Seventy-three per cent of the CFOs surveyed in the report by Ernst & Young see their role as a destination in its own right and only 10 per cent harbour an ambition to be the CEO.

The report found that CFOs are a group of people whose unique optic on the business has rightly earned them promotion to the forefront; they are embracing their increasingly strategic remit; and they see their career choice as one to be celebrated — not a staging post to the role of CEO.

The CFO is playing an increasingly broad and vital role within today’s organisations, says the report based on the analysis of a survey of 669 senior finance professionals in Europe, the Middle East, India and Africa, and a programme of in-depth interviews with leading CFOs and finance directors from these regions.  The research was conducted by the Economist Intelligence Unit. 

The report was presented by Joe Murphy, managing partner of Ernst & Young — Dubai, at the Fourth Annual CFO Strategies Middle East Forum in Dubai on Wednesday, as chairperson of an interactive panel discussion titled, CFO as a co-pilot to the CEO.

The survey found that the traditional finance skills of analysis, reporting and control are in demand outside of the finance function and the job of the CFO is broadening far beyond its technical heartland into a role that is more “strategic” in the broadest sense of the word.

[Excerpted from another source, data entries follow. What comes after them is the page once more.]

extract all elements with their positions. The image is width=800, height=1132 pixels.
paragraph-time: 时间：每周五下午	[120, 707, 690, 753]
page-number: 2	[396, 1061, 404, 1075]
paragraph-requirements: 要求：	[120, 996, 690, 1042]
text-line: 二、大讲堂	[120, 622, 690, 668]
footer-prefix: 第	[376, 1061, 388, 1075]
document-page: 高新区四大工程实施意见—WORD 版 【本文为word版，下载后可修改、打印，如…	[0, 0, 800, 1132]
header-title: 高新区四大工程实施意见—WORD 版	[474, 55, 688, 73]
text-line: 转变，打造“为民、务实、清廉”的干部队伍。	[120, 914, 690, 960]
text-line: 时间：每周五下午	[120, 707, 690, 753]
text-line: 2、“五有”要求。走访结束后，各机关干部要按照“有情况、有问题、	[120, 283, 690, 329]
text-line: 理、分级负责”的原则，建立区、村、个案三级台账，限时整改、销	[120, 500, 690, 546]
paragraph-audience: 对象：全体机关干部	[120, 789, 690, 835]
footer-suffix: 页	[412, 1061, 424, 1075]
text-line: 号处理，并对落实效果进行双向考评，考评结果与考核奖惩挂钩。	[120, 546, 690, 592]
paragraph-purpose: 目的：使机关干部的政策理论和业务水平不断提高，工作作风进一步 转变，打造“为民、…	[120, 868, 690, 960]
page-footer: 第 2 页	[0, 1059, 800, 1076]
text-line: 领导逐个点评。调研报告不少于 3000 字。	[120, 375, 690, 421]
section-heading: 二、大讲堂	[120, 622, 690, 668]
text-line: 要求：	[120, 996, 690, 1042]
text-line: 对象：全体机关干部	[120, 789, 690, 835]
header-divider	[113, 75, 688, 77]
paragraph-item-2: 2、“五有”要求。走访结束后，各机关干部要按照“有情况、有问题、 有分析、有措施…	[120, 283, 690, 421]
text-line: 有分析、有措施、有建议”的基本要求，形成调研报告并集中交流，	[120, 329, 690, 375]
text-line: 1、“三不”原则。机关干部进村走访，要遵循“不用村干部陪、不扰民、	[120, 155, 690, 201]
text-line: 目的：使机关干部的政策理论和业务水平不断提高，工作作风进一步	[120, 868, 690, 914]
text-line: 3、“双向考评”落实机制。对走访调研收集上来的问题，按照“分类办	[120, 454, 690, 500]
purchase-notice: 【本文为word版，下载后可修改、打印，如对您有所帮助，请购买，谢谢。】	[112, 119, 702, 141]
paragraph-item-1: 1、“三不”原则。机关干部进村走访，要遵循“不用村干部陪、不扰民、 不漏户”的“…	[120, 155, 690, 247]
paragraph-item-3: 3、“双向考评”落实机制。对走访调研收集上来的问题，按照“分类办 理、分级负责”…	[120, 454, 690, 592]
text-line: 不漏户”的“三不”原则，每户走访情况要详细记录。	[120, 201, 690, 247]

Leading CFOs are overturning outmoded perceptions of finance as “business prevention units” and repositioning the function as an enabling partner to the business.

A large proportion of CFOs feel their contribution to strategy focuses on providing insight and analysis to support the CEO and ensuring that business decisions are grounded in sound financial criteria.

There is a delicate balance to strike between being the “objective, independent voice” of the business and assuming a broader responsibility for operations.

A growing number of CFOs are adding operational responsibilities for functions such as IT and property to their portfolios.

The CFO role is now more embedded in the development and enablement of corporate strategy and yet the financial crisis has forced CFOs to increase their focus on fundamentals of finance as well.

Increasingly, the CFO has to act as the face of the company on all issues related to overall financial performance.  Following the crisis, the CFO’s key priority is to increase trust in the financial health of their business. Communication and influencing is considered by the CFOs as the most important area for improvement.